I fell out of love with my Instax Mini 8 and 9. It can’t give me what I need, to print the memories I already have and I can’t move onto capturing new memories just yet.
We were next to my mom’s sickbed for a month, day in, day out from 9 to sometimes after 6. At first we hoped she would get better, get out and give us all hell again. She didn’t get better, she got worse day after day. She shrunk and all we got do was be there until the end.
Those last images of her are etched onto my mind – and those are the only images I want to forget. That is not who she was. That is not her life. That is not her.

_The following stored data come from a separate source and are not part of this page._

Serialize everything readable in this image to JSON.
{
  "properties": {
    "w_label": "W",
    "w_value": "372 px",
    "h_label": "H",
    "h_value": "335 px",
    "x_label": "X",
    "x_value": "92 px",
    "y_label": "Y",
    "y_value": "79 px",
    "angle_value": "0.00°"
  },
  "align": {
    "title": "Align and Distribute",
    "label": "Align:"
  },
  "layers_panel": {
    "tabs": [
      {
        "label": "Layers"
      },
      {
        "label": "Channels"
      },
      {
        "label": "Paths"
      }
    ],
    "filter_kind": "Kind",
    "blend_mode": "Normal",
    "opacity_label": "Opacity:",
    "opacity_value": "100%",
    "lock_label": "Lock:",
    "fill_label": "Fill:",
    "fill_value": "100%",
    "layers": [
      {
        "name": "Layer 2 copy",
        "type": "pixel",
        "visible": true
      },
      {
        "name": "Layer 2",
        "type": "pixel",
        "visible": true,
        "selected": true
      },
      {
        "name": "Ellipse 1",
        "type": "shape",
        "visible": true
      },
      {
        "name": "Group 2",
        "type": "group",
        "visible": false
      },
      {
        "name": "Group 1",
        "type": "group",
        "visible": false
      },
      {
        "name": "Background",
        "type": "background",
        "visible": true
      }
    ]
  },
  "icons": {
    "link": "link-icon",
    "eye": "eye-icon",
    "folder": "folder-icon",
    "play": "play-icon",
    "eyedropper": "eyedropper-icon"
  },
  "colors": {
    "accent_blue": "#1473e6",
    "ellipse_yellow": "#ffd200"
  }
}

She made enough memories to last us a lifetime more – and we have them spread out on albums and in our phones. I’ve started printing them to help me come to terms with the loss of my mom – but also to replace those haunting hospital images in my mind.
The day I realised what I needed…
I went to the Instax mini LiPlay and Printlife Exhibition launch at Sandton City. I didn’t want to go out just yet, but I’m glad I did because I tried out the FujiFilm SmartPrint app and printed a few photos of my mom and family. The best part of my day was winning an Instax mini LipPlay. This little camera gave me what I wanted, instant print from my camera phone.
I’ll do another post to show you how to create a memory jar with Instax photos – because that’s what I did with these precious photos.